Recently, the Washington State legislature passed SB 6315 which affects the Residential Landlord-Tenant Act (RCW 59.18 et seq.):


The changes to the law went into effect on June 7, 2012, and imposes new notice requirements on Washington residential landlords.  The new law requires that, prior to obtaining any information on a prospective tenant, the landlord first provide written or posted notice to the tenant of the following:

  1. the types of information that will be accessed to conduct the tenant screening;
  2. what criteria may result in a denial of the tenant’s application;
  3. the name and address of the consumer reporting agency (if applicable);
  4. the tenant’s right to obtain a free copy of the report in the event of a denial; and
  5. the tenant’s right to dispute the accuracy of information appearing in the consumer report.

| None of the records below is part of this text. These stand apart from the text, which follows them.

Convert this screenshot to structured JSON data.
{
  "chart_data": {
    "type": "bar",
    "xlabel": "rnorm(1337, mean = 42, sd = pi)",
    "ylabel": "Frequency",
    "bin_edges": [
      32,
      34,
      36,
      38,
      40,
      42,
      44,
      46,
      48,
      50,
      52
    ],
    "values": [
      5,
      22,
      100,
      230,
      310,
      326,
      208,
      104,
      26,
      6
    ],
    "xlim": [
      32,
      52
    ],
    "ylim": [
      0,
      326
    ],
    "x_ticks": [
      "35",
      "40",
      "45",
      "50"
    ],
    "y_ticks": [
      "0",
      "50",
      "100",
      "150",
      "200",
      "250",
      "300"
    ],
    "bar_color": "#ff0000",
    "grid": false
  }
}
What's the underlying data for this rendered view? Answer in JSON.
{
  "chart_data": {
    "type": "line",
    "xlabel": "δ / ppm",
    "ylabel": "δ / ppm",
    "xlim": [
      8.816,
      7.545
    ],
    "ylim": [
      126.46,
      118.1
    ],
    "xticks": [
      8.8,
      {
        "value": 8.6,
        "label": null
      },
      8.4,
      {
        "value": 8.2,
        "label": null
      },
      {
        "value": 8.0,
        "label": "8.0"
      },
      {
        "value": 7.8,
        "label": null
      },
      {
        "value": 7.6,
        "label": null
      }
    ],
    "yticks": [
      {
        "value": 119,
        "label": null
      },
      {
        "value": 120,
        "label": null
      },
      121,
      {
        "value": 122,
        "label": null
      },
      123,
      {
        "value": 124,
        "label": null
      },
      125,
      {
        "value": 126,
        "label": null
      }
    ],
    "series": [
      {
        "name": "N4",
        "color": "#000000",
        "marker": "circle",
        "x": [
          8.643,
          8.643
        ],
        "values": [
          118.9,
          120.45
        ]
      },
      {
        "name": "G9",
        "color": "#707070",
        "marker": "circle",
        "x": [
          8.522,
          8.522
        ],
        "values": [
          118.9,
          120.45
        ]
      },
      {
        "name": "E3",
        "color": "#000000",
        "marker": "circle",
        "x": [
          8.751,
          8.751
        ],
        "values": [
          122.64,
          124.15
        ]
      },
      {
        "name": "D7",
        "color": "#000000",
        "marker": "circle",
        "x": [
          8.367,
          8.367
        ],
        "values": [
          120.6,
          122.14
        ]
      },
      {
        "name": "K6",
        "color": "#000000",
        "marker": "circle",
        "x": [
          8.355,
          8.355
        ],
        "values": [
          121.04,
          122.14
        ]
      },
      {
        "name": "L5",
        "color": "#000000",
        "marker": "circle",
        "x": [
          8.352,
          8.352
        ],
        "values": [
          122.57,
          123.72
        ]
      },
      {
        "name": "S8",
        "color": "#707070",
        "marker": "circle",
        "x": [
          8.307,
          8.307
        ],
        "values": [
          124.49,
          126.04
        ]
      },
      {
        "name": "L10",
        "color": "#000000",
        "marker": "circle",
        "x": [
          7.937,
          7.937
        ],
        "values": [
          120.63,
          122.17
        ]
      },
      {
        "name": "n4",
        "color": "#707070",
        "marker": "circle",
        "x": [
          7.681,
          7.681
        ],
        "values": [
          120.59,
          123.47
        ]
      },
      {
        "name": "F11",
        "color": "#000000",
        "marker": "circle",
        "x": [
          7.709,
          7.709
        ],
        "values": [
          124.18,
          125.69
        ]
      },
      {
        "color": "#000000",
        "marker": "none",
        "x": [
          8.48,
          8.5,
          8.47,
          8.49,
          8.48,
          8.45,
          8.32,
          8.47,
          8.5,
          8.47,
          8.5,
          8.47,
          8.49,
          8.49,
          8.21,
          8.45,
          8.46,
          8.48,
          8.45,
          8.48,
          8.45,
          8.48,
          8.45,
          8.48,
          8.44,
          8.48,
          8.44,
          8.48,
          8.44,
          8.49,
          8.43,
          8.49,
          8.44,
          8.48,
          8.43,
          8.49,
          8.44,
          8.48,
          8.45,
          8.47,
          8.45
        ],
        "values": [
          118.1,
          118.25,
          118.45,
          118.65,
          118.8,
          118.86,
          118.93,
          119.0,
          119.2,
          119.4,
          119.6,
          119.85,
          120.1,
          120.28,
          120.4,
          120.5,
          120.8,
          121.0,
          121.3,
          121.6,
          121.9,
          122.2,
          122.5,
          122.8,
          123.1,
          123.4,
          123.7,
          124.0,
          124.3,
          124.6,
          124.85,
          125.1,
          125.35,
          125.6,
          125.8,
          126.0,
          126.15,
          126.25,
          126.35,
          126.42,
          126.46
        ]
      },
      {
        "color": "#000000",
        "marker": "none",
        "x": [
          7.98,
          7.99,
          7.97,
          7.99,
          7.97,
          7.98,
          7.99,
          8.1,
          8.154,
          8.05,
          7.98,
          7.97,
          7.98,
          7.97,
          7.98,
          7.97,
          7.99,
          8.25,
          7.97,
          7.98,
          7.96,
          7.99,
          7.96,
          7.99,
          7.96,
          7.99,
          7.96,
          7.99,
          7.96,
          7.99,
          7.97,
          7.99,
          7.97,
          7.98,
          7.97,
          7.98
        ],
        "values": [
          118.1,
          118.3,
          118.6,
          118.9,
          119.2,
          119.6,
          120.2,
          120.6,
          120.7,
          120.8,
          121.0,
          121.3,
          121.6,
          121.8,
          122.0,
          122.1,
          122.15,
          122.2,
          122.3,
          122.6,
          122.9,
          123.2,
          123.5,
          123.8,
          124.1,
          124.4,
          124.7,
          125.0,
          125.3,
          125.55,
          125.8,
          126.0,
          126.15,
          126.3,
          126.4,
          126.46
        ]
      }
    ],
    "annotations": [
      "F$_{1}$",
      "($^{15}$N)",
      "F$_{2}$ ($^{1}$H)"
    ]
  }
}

The landlord will only be able to charge the prospective tenant for the costs associated with obtaining the screening report if the landlord has followed these notice requirements.  Additionally, if a landlord decides to take an adverse action relating to the tenant’s application, the tenant must first be informed in writing of both the nature of and reason for the action.  Some examples include: rejection of the application, approving the application subject to certain conditions, or requiring an increased security deposit.  In addition to this new writing requirement, the law also proscribes a specific format for providing the tenant with notice of the adverse action.  Failure to comply with the new written adverse action notice requirements or the new pre-screening notices may subject the landlord to civil liability of $100.00 per violation plus court costs and reasonable attorney fees.